1 |
Pressure Transient Analysis on Stress-Sensitive Fractured WellsFigueroa Hernandez, Ruben 11 1900 (has links)
With the increase in energy consumption, new oil and gas extraction methods in unconventional resources have been explored. Hydraulic fracturing creates fractures to produce and make low permeability reservoirs economically profitable. Hydraulic fractures are also caused unintentionally by the uncontrolled injection in secondary recovery projects or CO2 geological storage. During proppant placement and CO2 injection, the permeability is reduced near the wellbore region due to pore clogging and mineral precipitation.
The generated fractures act as high conductivity conduits that increase the capacity of flow in the reservoir. The fracture conductivity is strictly related to its geometry and hydraulic properties. However, these tend to degrade as pressure decreases. The current models do not consider fracture width change in the diffusivity inside the fracture. Additionally, the effect of fracture face skin in fracture closure has not been incorporated.
This work focuses on the identification of fracture closure in fractured wells using Pressure Transient data. A semi-analytical model was developed for including the effects of fracture closure, fracture face skin, and complex fracture geometries. The matrix and fracture systems are coupled by pressure continuity at the interface. Fracture face skin is added, assuming a thin layer surrounding the fracture. The model is solved in Laplace space using a semi-analytical approach. The results are validated using a commercial simulator (CMG) and previous models. The pressure response in fractured wells with stress-sensitive fractures is analyzed at early, middle, and late times. In each time period, we identify pressure signals to detect fracture closure by incorporating effective fracture compressibility and fracture conductivity reduction.

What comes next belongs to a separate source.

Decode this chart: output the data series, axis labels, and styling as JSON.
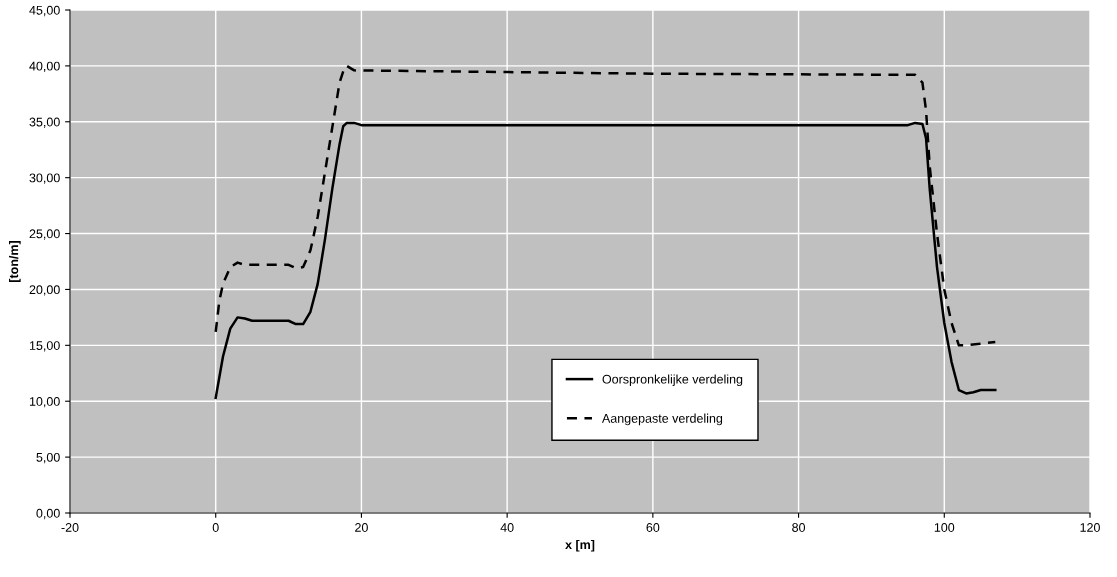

By incorporating the effective fracture compressibility, the model can reproduce a high storage capacity fracture signal. This signal occurs at early times and can help in post-fracture analysis. The fracture face skin creates an additional pressure drop in the fracture system, triggering conductivity reduction earlier than an undamaged fracture. We proposed a semi-log approach to identify fracture closure for slow rates of fracture closure and the pseudo-radial simplification to generate late time response curves instead of the complete solution for the model.